Re: [for-6.11 PATCH 10/29] nfs/nfsd: add "local io" support

Mike Snitzer <snitzer@xxxxxxxxxx> · Wed, 12 Jun 2024 00:48:25 -0400

On Wed, Jun 12, 2024 at 02:09:21PM +1000, NeilBrown wrote:
> On Wed, 12 Jun 2024, Mike Snitzer wrote:
> > On Wed, Jun 12, 2024 at 01:17:05PM +1000, NeilBrown wrote:
> > > On Wed, 12 Jun 2024, Mike Snitzer wrote:
> > > > 
> > > > SO I looked, and I'm saddened to see Neil's 6.8 commit 1e3577a4521e
> > > > ("SUNRPC: discard sv_refcnt, and svc_get/svc_put").
> > > > 
> > > > [the lack of useful refcounting with the current code kind of blew me
> > > > away.. but nice to see it existed not too long ago.]
> > > > 
> > > > Rather than immediately invest the effort to revert commit
> > > > 1e3577a4521e for my apparent needs... I'll send out v2 to allow for
> > > > further review and discussion.
> > > > 
> > > > But it really does feel like I _need_ svc_{get,put} and nfsd_{get,put}
> > > 
> > > You are taking a reference, and at the right time.  But it is to the
> > > wrong thing.
> > 
> > Well, that reference is to ensure nfsd (and nfsd_open_local_fh) is
> > available for the duration of a local client connected to it.
> > 
> > Really wasn't trying to keep nn->nfsd_serv around with this ;)
> > 
> > > You call symbol_request(nfsd_open_local_fh) and so get a reference to
> > > the nfsd module.  But you really want a reference to the nfsd service.
> > > 
> > > I would suggest that you use symbol_request() to get a function which
> > > you then call and immediately symbol_put().... unless you need to use it
> > > to discard the reference to the service later.
> > 
> > Getting the nfsd_open_local_fh symbol once when client handshakes with
> > server is meant to avoid needing to do so for every IO the client
> > issues to the local server.
> > 
> > > The function would take nfsd_mutex, check there is an nfsd_serv, sets a
> > > flag or whatever to indicate the serv is being used for local_io, and
> > > maybe returns the nfsd_serv.  As long as that flag is set the serv
> > > cannot be destroy.
> > >
> > > Do you need there to be available threads for LOCAL_IO to work?  If so
> > > the flag would cause setting the num threads to zero to fail.
> > > If not ....  that is weird.  It would mean that setting the number of
> > > threads to zero would not destroy the service and I don't think we want
> > > to do that.
> > > 
> > > So I think that when LOCAL_IO is in use, setting number of threads to
> > > zero must return EBUSY or similar, even if you don't need the threads.
> > 
> > Yes, but I really dislike needing to play games with a tangential
> > characteristic of nfsd_serv (that threads are what hold reference),
> > rather than have the ability to keep the nfsd_serv around in a cleaner
> > way.
> > 
> > This localio code doesn't run in nfsd context so it isn't using nfsd's
> > threads. Forcing threads to be held in reserve because localio doesn't
> > want nfsd_serv to go away isn't ideal.
> 
> I started reading the rest of the patches and it seems that localio is
> only used for READ, WRTE, COMMIT.  Is that correct?  Is there
> documentation so that I don't have to ask?

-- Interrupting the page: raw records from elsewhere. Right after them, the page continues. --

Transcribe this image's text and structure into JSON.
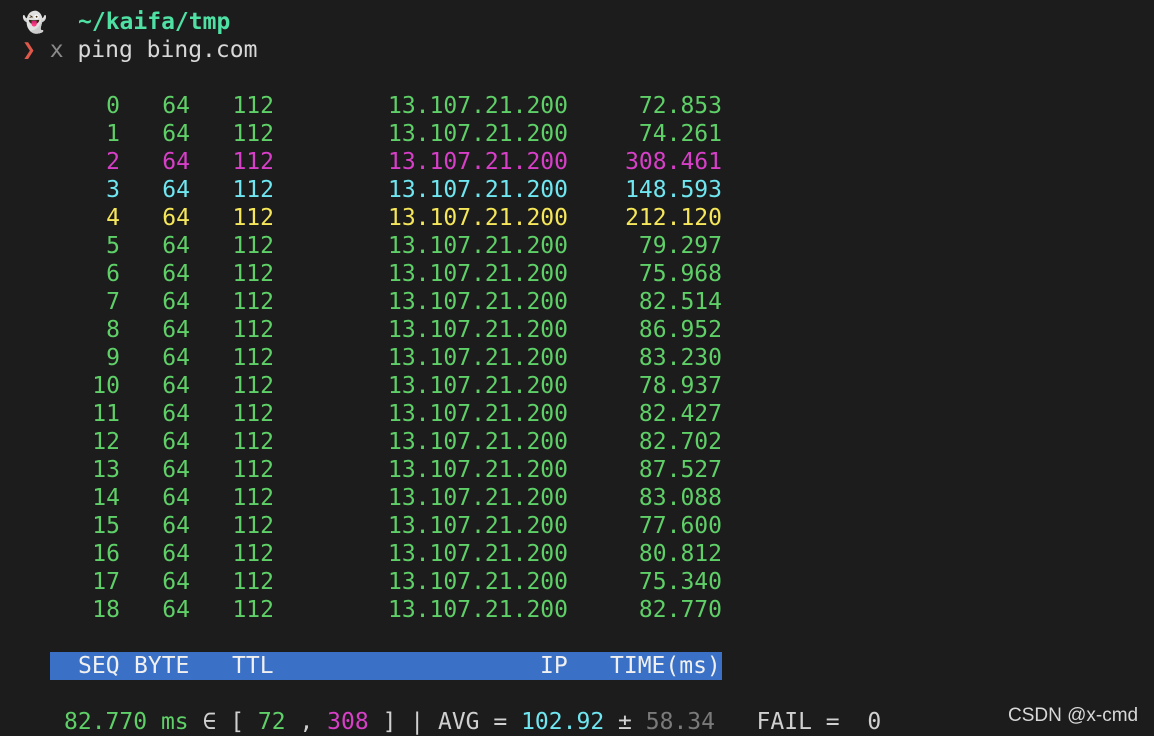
{
  "terminal": {
    "ghost_glyph": "👻",
    "cwd": "~/kaifa/tmp",
    "prompt_symbol": "❯",
    "prompt_marker": "x",
    "command": "ping bing.com"
  },
  "colors": {
    "normal": "#5fd068",
    "magenta": "#d83fc8",
    "cyan": "#6fe6f0",
    "yellow": "#f5e65a",
    "header_bg": "#3a70c6",
    "background": "#1c1c1c"
  },
  "table": {
    "headers": {
      "seq": "SEQ",
      "byte": "BYTE",
      "ttl": "TTL",
      "ip": "IP",
      "time": "TIME(ms)"
    },
    "rows": [
      {
        "seq": "0",
        "byte": "64",
        "ttl": "112",
        "ip": "13.107.21.200",
        "time": "72.853",
        "color": "normal"
      },
      {
        "seq": "1",
        "byte": "64",
        "ttl": "112",
        "ip": "13.107.21.200",
        "time": "74.261",
        "color": "normal"
      },
      {
        "seq": "2",
        "byte": "64",
        "ttl": "112",
        "ip": "13.107.21.200",
        "time": "308.461",
        "color": "magenta"
      },
      {
        "seq": "3",
        "byte": "64",
        "ttl": "112",
        "ip": "13.107.21.200",
        "time": "148.593",
        "color": "cyan"
      },
      {
        "seq": "4",
        "byte": "64",
        "ttl": "112",
        "ip": "13.107.21.200",
        "time": "212.120",
        "color": "yellow"
      },
      {
        "seq": "5",
        "byte": "64",
        "ttl": "112",
        "ip": "13.107.21.200",
        "time": "79.297",
        "color": "normal"
      },
      {
        "seq": "6",
        "byte": "64",
        "ttl": "112",
        "ip": "13.107.21.200",
        "time": "75.968",
        "color": "normal"
      },
      {
        "seq": "7",
        "byte": "64",
        "ttl": "112",
        "ip": "13.107.21.200",
        "time": "82.514",
        "color": "normal"
      },
      {
        "seq": "8",
        "byte": "64",
        "ttl": "112",
        "ip": "13.107.21.200",
        "time": "86.952",
        "color": "normal"
      },
      {
        "seq": "9",
        "byte": "64",
        "ttl": "112",
        "ip": "13.107.21.200",
        "time": "83.230",
        "color": "normal"
      },
      {
        "seq": "10",
        "byte": "64",
        "ttl": "112",
        "ip": "13.107.21.200",
        "time": "78.937",
        "color": "normal"
      },
      {
        "seq": "11",
        "byte": "64",
        "ttl": "112",
        "ip": "13.107.21.200",
        "time": "82.427",
        "color": "normal"
      },
      {
        "seq": "12",
        "byte": "64",
        "ttl": "112",
        "ip": "13.107.21.200",
        "time": "82.702",
        "color": "normal"
      },
      {
        "seq": "13",
        "byte": "64",
        "ttl": "112",
        "ip": "13.107.21.200",
        "time": "87.527",
        "color": "normal"
      },
      {
        "seq": "14",
        "byte": "64",
        "ttl": "112",
        "ip": "13.107.21.200",
        "time": "83.088",
        "color": "normal"
      },
      {
        "seq": "15",
        "byte": "64",
        "ttl": "112",
        "ip": "13.107.21.200",
        "time": "77.600",
        "color": "normal"
      },
      {
        "seq": "16",
        "byte": "64",
        "ttl": "112",
        "ip": "13.107.21.200",
        "time": "80.812",
        "color": "normal"
      },
      {
        "seq": "17",
        "byte": "64",
        "ttl": "112",
        "ip": "13.107.21.200",
        "time": "75.340",
        "color": "normal"
      },
      {
        "seq": "18",
        "byte": "64",
        "ttl": "112",
        "ip": "13.107.21.200",
        "time": "82.770",
        "color": "normal"
      }
    ]
  },
  "summary": {
    "last": "82.770",
    "unit": "ms",
    "in_symbol": "∈",
    "min": "72",
    "max": "308",
    "avg_label": "AVG =",
    "avg": "102.92",
    "pm": "±",
    "stddev": "58.34",
    "fail_label": "FAIL =",
    "fail": "0"
  },
  "watermark": "CSDN @x-cmd"
}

The header for v2's patch 7 (nfs/nfsd: add "localio" support) starts with:
Add client support for bypassing NFS for localhost reads, writes, and
commits.

But I should've made it clearer by saying the same in the 0th header.

> Obviously there are lots of other NFS requests so you wouldn't be able
> to use localio without nfsd threads running....

That's very true.

> But a normal remote client doesn't pin the nfsd threads or the
> nfsd_serv.  If the threads go away, the client blocks until the service
> comes back.  Would that be appropriate semantics for localio??  i.e.  on
> each nfsd_open_local_fh() call you mutex_trylock and hold that long
> enough to get the 'struct file *'.  If it fails because there is no
> serv, you simply fall-back to the same path you use for other requests.
> 
> Could that work?

I can try it, but feels like it'd elevate nfsd_mutex to "contended",
as such it feels heavy.

> > Does it maybe make sense to introduce a more narrow svc_get/svc_put
> > for this auxillary usecase?
> 
> I don't think so.  nfsd is a self-contained transactional service.  It
> doesn't promise to persist beyond each transaction.
> Current transactions return status and/or data.  Adding a new transaction
> that returns a 'struct file *' fits that model reasonable well.

Sure. But to be clear, I am adding global state to nfs_common that
tracks nfsd_uuids. Those change every time a new nfsd_net is created
for a given server (client will then lookup the uuid to see if local).

But even if we went to the extreme where nfsd instances are bouncing
like crazy, the 'nfsd_uuids' list in nfs_common should work fine.

Just not seeing what is gained by nfsd being so ephemeral.  Maybe your
point is, it should work in that model too?.. I think it would, just
less efficiently due to make-work to re-get resources it needs.

> Taking an external reference to the nfs service is quite a big
> conceptual change.

Getting the nfsd_open_local_fh() symbol in a coarse-grained manner
isn't about anything other than efficiency.  Ensures localio client
calls to nfsd_open_local_fh will work for as long as it exists on that
local server -- nfs.ko's indirect reference to nfsd.ko (via
nfs_localio.ko getting symbol for nfsd_open_local_fh) is dropped when
client is destroyed.

Mike